Search code examples
jsonscalaapache-kafkaspark-streamingjson4s

Scala Parsing a json record coming from kafka


I'm using Spark Streaming with Scala and I'm getting json records from kafka. I would like to parse it so I can get the values (dateTime and quality) and process.

Here is my code :

stream.foreachRDD(rdd => {
  rdd.collect().foreach(i =>
    println(msgParse(i.value()).quality)
  )
})

And I have this case class and my parse function :

case class diskQuality(datetime: String , quality : Double) extends  Serializable

def msgParse(value: String): diskQuality = {

  import org.json4s._
  import org.json4s.native.JsonMethods._

  implicit val formats = DefaultFormats

  val res = parse(value).extract[diskQuality]
  return res

}

I've added this dependency :

libraryDependencies += "org.json4s" % "json4s-native_2.10" % "3.2.4"

The records I'm receiving has this format :

"{\"datetime\":\"14-05-2017 14:18:30\",\"quality\":92.6}"

However I get this error :

Exception in thread "main" org.json4s.ParserUtil$ParseException: expected field or array Near: ,\"quality\":100.0}"

EDIT :

When I try to parse the following using the same function it works. But even if kafka messages come in the same format, it still gives the same error :

val test = "{\"datetime\":\"14-05-2017 14:18:30\",\"quality\":92.6}"

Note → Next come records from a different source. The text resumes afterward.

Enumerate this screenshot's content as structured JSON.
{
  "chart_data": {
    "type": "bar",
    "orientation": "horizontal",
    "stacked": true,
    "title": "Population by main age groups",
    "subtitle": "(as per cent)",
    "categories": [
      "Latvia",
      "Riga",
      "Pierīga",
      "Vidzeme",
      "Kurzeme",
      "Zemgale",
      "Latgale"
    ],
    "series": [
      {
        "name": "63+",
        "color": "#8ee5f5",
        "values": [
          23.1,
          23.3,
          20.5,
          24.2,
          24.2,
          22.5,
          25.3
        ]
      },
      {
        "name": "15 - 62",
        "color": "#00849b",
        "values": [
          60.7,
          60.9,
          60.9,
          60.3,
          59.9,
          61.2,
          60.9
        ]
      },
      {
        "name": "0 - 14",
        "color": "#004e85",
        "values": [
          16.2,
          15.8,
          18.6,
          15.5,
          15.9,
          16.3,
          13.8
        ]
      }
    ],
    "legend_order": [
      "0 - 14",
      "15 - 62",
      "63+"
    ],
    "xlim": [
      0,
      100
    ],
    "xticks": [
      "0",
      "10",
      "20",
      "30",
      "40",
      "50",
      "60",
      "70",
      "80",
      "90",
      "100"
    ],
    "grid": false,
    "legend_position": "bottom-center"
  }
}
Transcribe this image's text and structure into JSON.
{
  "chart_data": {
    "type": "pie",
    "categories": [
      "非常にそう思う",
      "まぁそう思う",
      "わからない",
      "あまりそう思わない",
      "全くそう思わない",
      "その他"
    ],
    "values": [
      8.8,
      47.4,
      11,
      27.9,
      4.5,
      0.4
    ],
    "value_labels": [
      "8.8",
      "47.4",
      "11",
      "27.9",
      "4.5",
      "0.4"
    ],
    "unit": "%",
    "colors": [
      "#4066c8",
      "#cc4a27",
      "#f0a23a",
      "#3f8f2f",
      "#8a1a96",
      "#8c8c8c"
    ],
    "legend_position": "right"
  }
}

I'm using scalaVersion := "2.10.6" and json4s-native_2.10"

Any help would be really appreciated. Thank you for you time


Solution

  • Looks like you have a problem on your Kafka Producer side, you have to end up with the following format by replacing escaped quotes:

    {"datetime":"14-05-2017 14:18:30","quality":92.6}

    It will give you correctly formatted JSON string.